In many Protestant churches, the last Sunday in October is observed as Reformation Sunday. This date is chosen because it was on October 31, 1517, that Martin Luther nailed his 95 theses to the door of the Castle Church in Wittenburg, Germany.
Here’s a brief bit of background: Over the centuries, the Catholic Church developed the practice of granting “indulgences” to provide absolution to sinners. By Luther’s day, this practice had become increasingly corrupt with an indulgence understood as a special consideration that could be bought and sold. Indulgence-selling had been banned in Germany, but the practice continued unabated. In 1517, a friar named Johann Tetzel began to sell indulgences in Germany to raise funds to renovate St. Peter’s Basilica in Rome.
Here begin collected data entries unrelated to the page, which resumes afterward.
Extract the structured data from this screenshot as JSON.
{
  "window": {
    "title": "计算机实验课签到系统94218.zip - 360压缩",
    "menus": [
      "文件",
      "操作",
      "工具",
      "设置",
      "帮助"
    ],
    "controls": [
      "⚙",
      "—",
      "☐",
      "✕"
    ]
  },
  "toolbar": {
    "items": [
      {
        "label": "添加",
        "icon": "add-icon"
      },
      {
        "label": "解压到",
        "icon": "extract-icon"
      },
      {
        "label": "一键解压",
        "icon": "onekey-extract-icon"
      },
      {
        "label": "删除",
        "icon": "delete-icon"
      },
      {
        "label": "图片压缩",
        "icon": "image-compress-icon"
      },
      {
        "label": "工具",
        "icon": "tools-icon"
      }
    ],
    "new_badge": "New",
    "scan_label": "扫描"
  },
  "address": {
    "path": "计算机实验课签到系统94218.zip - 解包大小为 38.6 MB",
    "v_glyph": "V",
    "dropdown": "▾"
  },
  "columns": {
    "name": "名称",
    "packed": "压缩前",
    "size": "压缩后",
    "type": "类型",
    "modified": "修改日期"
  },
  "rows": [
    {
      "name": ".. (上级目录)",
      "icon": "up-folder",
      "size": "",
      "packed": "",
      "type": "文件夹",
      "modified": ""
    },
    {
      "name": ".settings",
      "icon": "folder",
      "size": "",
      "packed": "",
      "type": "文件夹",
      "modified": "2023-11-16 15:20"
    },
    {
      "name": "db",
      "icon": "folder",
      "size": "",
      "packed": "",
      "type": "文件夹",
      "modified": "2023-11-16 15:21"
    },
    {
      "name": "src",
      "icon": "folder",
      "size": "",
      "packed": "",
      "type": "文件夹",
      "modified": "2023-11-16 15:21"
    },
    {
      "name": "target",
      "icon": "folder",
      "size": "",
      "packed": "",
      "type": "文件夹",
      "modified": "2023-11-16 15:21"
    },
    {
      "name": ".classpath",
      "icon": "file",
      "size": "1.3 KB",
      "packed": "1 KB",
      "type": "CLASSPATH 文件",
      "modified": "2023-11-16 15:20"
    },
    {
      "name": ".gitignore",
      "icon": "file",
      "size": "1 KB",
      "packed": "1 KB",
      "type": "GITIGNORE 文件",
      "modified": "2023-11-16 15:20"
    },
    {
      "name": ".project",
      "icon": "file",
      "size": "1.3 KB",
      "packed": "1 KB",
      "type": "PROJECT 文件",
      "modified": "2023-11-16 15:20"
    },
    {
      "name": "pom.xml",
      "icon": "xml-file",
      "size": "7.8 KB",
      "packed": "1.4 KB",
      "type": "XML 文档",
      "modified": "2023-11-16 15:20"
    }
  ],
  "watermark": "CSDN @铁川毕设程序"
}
Committed to the idea that salvation could be reached through faith and by divine grace only, Luther vigorously objected to the practice of selling indulgences. And so it was that the document he nailed to the church door in Wittenburg bore the title of “Disputation on the Power and Efficacy of Indulgences.” The 95 theses themselves were a list of questions and propositions on which Luther was planning to lecture in the coming weeks. In many ways, the document was really nothing more than a syllabus for an academic class.
But in his historical context, Luther’s theses propounding two central beliefs - that the Bible is the central religious authority and that humans may reach salvation only by their faith and not by their deeds – were enough to spark the Protestant Reformation.
Tensions between Catholics and Protestants soon boiled over into persecution and outright warfare lasting throughout the sixteenth and into the seventeenth centuries. Theologically speaking – once they had rejected the structure and authority of the Catholic Church – the Protestants were left with the problem of what kind of alternatives should be provided.
And so it is that we find in the Foundations section of the Presbyterian Book or Order, a paragraph titled, “The Notes of the Reformed Church.” The opening of this section reads as follows: “Where Christ is, there is the true Church. Since the earliest days of the Reformation, Reformed Christians have marked the presence of the true Church wherever –
the Word of God is truly preached and heard,
the Sacraments are rightly administered, and
ecclesiastical discipline is uprightly ministered.
In our Post next week, we will consider each of these items in more detail. In the meantime, I hope we can celebrate Reformation Sunday, not with a sense of animosity toward others, but with a feeling of joy for what God continues to reveal to us through the power and love of the Holy Spirit.